About the Work Timer
August 12, 2016I made the work timer primarily as an exercise to learn some javascript and CSS, but I thought it might be worth describing how I use it, in case anyone stumbles upon it and is curious.
I often work with a variation of the Pomodoro Timer productivity system. For the first 25 minutes after starting work, I keep working regardless of how frustrated I feel. After the first 25 minutes, I take a 5-10 minute break whenever I feel even a little frustrated. It helps me perserve long enough when starting work to get into flow, but break often enough that I don't get excessively fatigued.

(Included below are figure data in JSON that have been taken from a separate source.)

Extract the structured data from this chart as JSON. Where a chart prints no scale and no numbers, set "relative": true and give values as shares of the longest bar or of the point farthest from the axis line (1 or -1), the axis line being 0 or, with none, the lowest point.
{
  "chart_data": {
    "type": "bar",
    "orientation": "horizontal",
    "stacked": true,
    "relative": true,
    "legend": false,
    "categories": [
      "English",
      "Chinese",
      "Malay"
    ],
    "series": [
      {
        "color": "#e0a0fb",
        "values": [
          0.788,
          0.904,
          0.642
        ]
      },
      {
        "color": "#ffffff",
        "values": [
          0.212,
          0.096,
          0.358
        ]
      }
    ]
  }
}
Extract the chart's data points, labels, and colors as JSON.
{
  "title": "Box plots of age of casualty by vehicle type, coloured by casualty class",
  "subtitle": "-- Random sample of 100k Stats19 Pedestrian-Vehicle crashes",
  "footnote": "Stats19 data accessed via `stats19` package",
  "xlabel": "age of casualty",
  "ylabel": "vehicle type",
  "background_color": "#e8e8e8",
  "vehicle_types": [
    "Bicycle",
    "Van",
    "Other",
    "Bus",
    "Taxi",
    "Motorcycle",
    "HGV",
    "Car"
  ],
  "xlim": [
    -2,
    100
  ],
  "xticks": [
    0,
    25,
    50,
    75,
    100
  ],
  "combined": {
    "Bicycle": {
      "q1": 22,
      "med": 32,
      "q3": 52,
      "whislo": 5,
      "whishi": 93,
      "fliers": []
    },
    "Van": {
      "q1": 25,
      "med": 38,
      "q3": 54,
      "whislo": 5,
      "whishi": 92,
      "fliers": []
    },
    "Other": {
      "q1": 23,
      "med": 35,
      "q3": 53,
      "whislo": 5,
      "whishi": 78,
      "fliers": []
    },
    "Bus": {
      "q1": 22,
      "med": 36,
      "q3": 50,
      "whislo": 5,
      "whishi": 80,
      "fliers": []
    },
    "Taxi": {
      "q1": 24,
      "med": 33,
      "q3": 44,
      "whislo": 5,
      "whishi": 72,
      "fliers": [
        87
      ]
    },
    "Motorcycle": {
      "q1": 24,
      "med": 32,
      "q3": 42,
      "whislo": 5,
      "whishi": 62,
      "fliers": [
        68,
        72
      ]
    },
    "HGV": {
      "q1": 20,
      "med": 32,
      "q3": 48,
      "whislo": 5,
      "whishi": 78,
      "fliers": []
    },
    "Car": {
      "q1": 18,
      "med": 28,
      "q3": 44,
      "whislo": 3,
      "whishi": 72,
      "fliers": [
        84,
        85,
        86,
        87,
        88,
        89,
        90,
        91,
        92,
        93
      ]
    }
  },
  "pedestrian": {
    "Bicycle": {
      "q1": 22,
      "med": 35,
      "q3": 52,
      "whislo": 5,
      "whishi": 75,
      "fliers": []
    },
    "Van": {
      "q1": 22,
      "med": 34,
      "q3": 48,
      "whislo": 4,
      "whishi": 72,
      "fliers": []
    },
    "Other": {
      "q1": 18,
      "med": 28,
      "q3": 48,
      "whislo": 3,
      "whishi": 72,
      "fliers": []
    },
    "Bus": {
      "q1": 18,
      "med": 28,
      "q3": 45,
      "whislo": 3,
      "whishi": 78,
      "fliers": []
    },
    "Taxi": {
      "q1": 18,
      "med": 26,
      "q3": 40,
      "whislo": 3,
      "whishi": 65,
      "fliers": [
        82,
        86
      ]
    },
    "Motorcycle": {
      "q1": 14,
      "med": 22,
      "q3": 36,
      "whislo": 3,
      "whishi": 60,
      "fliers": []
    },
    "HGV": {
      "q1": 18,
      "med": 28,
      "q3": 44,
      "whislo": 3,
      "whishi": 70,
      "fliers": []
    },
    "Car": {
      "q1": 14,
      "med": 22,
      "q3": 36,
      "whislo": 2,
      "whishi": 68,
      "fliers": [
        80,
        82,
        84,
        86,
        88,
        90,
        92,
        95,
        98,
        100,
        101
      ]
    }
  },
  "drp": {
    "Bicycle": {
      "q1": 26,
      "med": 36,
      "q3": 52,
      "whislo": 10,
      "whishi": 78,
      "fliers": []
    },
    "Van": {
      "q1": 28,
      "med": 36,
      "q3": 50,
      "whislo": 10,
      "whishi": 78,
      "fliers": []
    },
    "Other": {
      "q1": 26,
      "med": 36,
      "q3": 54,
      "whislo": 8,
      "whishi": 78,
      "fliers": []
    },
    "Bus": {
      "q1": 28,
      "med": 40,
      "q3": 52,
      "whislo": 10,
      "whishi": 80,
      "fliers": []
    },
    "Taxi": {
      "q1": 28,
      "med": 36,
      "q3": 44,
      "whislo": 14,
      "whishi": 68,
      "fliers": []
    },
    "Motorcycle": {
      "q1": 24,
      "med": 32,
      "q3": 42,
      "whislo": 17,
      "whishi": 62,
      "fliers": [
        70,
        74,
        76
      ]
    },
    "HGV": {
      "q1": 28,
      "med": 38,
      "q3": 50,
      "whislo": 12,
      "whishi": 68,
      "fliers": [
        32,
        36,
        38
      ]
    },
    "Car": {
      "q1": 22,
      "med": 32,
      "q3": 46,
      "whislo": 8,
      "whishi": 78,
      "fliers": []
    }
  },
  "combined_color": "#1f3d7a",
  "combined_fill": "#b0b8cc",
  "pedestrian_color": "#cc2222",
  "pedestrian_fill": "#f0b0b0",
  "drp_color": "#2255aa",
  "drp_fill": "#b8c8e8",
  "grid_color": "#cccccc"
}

The existing pomodoro timers I found online didn't work great with my modifications. At the end of a work period they would tend to either alert until the user interacted with the timer, or they would alert and then automatically go into the following break period. Either made it necessary for me to interact with the software at the end of the initial work period, which would sometimes knock me out of flow. So at the end of a work or break period, my timer makes a minimally obtrusive alert, then keeps counting the time. When I've decided I want to stop, I can tell the timer I've switched to a different period. It also tracks my history, so I can see how much actual working I'm doing every day, essentially gamifying my productivity efforts.
From a pure productivity standpoint writing a customized timer would have been a huge loser (given how much time I spent learning javascript and CSS). But it was a great project for learning. And I got a tool I can actually use as a bonus.